By contrast, about 3 percent of a similar group of men who received neither the drug nor condoms or counseling would be expected to contract HIV over the same period.
"If you did nothing, you would expect at least 3 percent of men to get infected, particularly if you're talking about young men," said one of the study's principal investigators, Dr. Kenneth Mayer, medical research director and co-chair of The Fenway Institute at Fenway Health in Boston, one of the sites participating in the study.
Side effects included nausea, headaches, weight loss and elevated levels of creatinine (a naturally occurring molecule filtered by the kidneys). The researchers say that while adverse events were similar between Truvada users and non-users, more people who took the pill suffered from nausea.
Mayer believes that adherence might actually go higher in the real world, now that the efficacy of the drug combo has been shown.
"There was no human data before that said taking pills in advance would protect you. Now we have the data," he said.
"Protection was over 90 percent when the drug was in the body," Mayer said. "That says to us that we can probably do better in adherence. People may be more motivated to adhere once they [see these results]."

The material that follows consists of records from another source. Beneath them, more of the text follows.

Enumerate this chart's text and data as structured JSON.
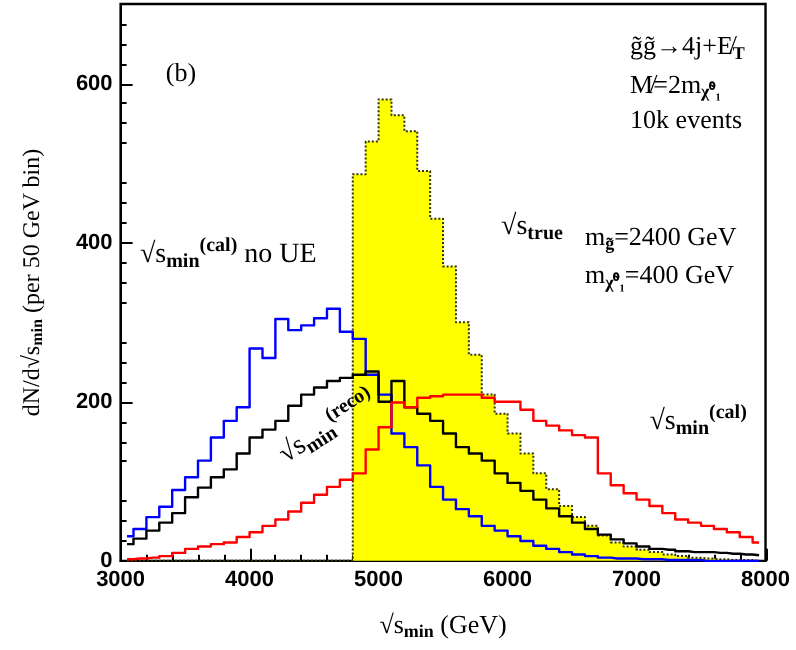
{
  "chart_data": {
    "type": "step",
    "xlabel": "√s$_{min}$ (GeV)",
    "ylabel": "dN/d√s$_{min}$ (per 50 GeV bin)",
    "x": [
      3050,
      3150,
      3250,
      3350,
      3450,
      3550,
      3650,
      3750,
      3850,
      3950,
      4050,
      4150,
      4250,
      4350,
      4450,
      4550,
      4650,
      4750,
      4850,
      4950,
      5050,
      5150,
      5250,
      5350,
      5450,
      5550,
      5650,
      5750,
      5850,
      5950,
      6050,
      6150,
      6250,
      6350,
      6450,
      6550,
      6650,
      6750,
      6850,
      6950,
      7050,
      7150,
      7250,
      7350,
      7450,
      7550,
      7650,
      7750,
      7850,
      7950
    ],
    "series": [
      {
        "name": "√s$_{true}$",
        "type": "area",
        "color": "#ffff00",
        "line_style": "dotted",
        "values": [
          0,
          0,
          0,
          0,
          0,
          0,
          0,
          0,
          0,
          0,
          0,
          0,
          0,
          0,
          0,
          0,
          0,
          0,
          486,
          527,
          580,
          560,
          540,
          490,
          430,
          370,
          300,
          259,
          209,
          185,
          160,
          135,
          110,
          90,
          69,
          55,
          44,
          32,
          23,
          18,
          14,
          11,
          8,
          6,
          4,
          3,
          2,
          1,
          1,
          0
        ]
      },
      {
        "name": "√s$_{min}$$^{(cal)}$ no UE",
        "color": "#0000ff",
        "values": [
          31,
          40,
          55,
          68,
          89,
          105,
          126,
          155,
          176,
          193,
          267,
          255,
          304,
          290,
          296,
          305,
          317,
          288,
          279,
          234,
          209,
          160,
          143,
          120,
          93,
          77,
          65,
          56,
          44,
          38,
          31,
          25,
          19,
          15,
          11,
          8,
          6,
          4,
          3,
          3,
          2,
          2,
          1,
          1,
          1,
          0,
          0,
          0,
          0,
          0
        ]
      },
      {
        "name": "√s$_{min}$$^{(reco)}$",
        "color": "#000000",
        "values": [
          21,
          28,
          38,
          48,
          60,
          80,
          92,
          105,
          115,
          135,
          155,
          165,
          176,
          195,
          209,
          218,
          226,
          230,
          234,
          238,
          200,
          226,
          193,
          185,
          176,
          160,
          143,
          135,
          126,
          110,
          98,
          88,
          77,
          66,
          56,
          48,
          40,
          33,
          27,
          22,
          18,
          15,
          14,
          12,
          11,
          11,
          10,
          9,
          8,
          7
        ]
      },
      {
        "name": "√s$_{min}$$^{(cal)}$",
        "color": "#ff0000",
        "values": [
          2,
          3,
          4,
          6,
          10,
          15,
          18,
          21,
          23,
          30,
          36,
          44,
          52,
          62,
          73,
          83,
          93,
          102,
          110,
          140,
          168,
          199,
          193,
          205,
          207,
          209,
          209,
          209,
          205,
          200,
          200,
          190,
          176,
          170,
          164,
          158,
          155,
          110,
          95,
          85,
          77,
          69,
          60,
          52,
          48,
          44,
          40,
          36,
          30,
          23
        ]
      }
    ],
    "annotations": [
      "(b)",
      "g̃g̃→4j+E̸$_{T}$",
      "M̸=2m$_{χ̃⁰₁}$",
      "10k events",
      "m$_{g̃}$=2400 GeV",
      "m$_{χ̃⁰₁}$=400 GeV"
    ],
    "xlim": [
      3000,
      8000
    ],
    "xticks": [
      3000,
      4000,
      5000,
      6000,
      7000,
      8000
    ],
    "ylim": [
      0,
      700
    ],
    "yticks": [
      0,
      200,
      400,
      600
    ]
  }
}
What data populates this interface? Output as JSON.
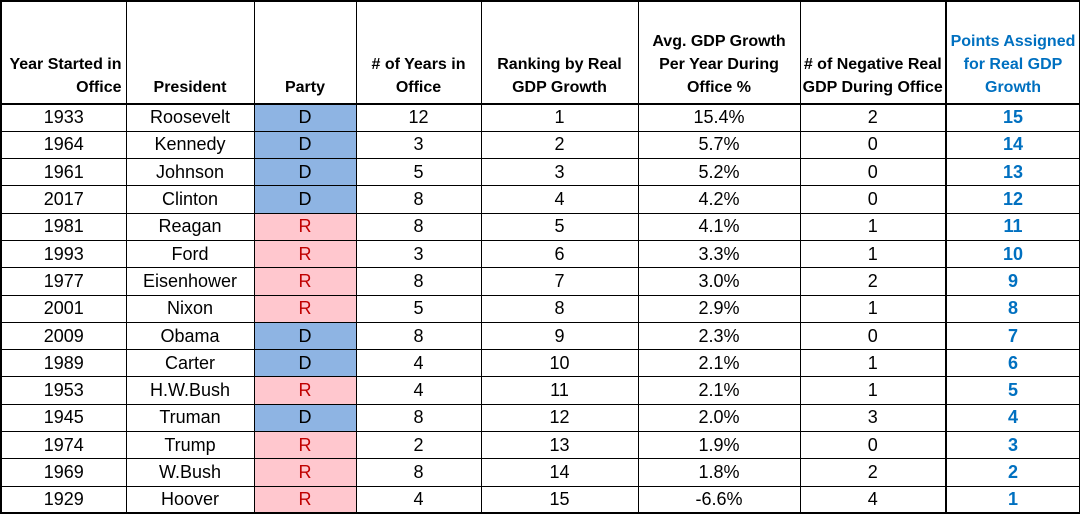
{
  "headers": {
    "year": "Year Started in Office",
    "president": "President",
    "party": "Party",
    "years": "# of Years in Office",
    "ranking": "Ranking by Real GDP Growth",
    "avg_gdp": "Avg. GDP Growth Per Year During Office %",
    "negative": "# of Negative Real GDP During Office",
    "points": "Points Assigned for Real GDP Growth"
  },
  "colors": {
    "democrat": "#8eb4e3",
    "republican": "#ffc7ce",
    "republican_text": "#c00000",
    "points_text": "#0070c0"
  },
  "rows": [
    {
      "year": "1933",
      "president": "Roosevelt",
      "party": "D",
      "years": "12",
      "rank": "1",
      "avg": "15.4%",
      "neg": "2",
      "points": "15"
    },
    {
      "year": "1964",
      "president": "Kennedy",
      "party": "D",
      "years": "3",
      "rank": "2",
      "avg": "5.7%",
      "neg": "0",
      "points": "14"
    },
    {
      "year": "1961",
      "president": "Johnson",
      "party": "D",
      "years": "5",
      "rank": "3",
      "avg": "5.2%",
      "neg": "0",
      "points": "13"
    },
    {
      "year": "2017",
      "president": "Clinton",
      "party": "D",
      "years": "8",
      "rank": "4",
      "avg": "4.2%",
      "neg": "0",
      "points": "12"
    },
    {
      "year": "1981",
      "president": "Reagan",
      "party": "R",
      "years": "8",
      "rank": "5",
      "avg": "4.1%",
      "neg": "1",
      "points": "11"
    },
    {
      "year": "1993",
      "president": "Ford",
      "party": "R",
      "years": "3",
      "rank": "6",
      "avg": "3.3%",
      "neg": "1",
      "points": "10"
    },
    {
      "year": "1977",
      "president": "Eisenhower",
      "party": "R",
      "years": "8",
      "rank": "7",
      "avg": "3.0%",
      "neg": "2",
      "points": "9"
    },
    {
      "year": "2001",
      "president": "Nixon",
      "party": "R",
      "years": "5",
      "rank": "8",
      "avg": "2.9%",
      "neg": "1",
      "points": "8"
    },
    {
      "year": "2009",
      "president": "Obama",
      "party": "D",
      "years": "8",
      "rank": "9",
      "avg": "2.3%",
      "neg": "0",
      "points": "7"
    },
    {
      "year": "1989",
      "president": "Carter",
      "party": "D",
      "years": "4",
      "rank": "10",
      "avg": "2.1%",
      "neg": "1",
      "points": "6"
    },
    {
      "year": "1953",
      "president": "H.W.Bush",
      "party": "R",
      "years": "4",
      "rank": "11",
      "avg": "2.1%",
      "neg": "1",
      "points": "5"
    },
    {
      "year": "1945",
      "president": "Truman",
      "party": "D",
      "years": "8",
      "rank": "12",
      "avg": "2.0%",
      "neg": "3",
      "points": "4"
    },
    {
      "year": "1974",
      "president": "Trump",
      "party": "R",
      "years": "2",
      "rank": "13",
      "avg": "1.9%",
      "neg": "0",
      "points": "3"
    },
    {
      "year": "1969",
      "president": "W.Bush",
      "party": "R",
      "years": "8",
      "rank": "14",
      "avg": "1.8%",
      "neg": "2",
      "points": "2"
    },
    {
      "year": "1929",
      "president": "Hoover",
      "party": "R",
      "years": "4",
      "rank": "15",
      "avg": "-6.6%",
      "neg": "4",
      "points": "1"
    }
  ]
}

But translation into the real-world would take a "massive commitment" of federal dollars along with concerted efforts on the parts of communities to reach out to a vulnerable population which often mistrusts the health-care system, Horberg said.
There's the cost for the medication, for one thing: A year's worth of Truvada totals more than $10,000 a year, and that is the discounted rate, Mayer said. Although generic versions are available in some countries (not the United States) for as low as $500 a year, he added.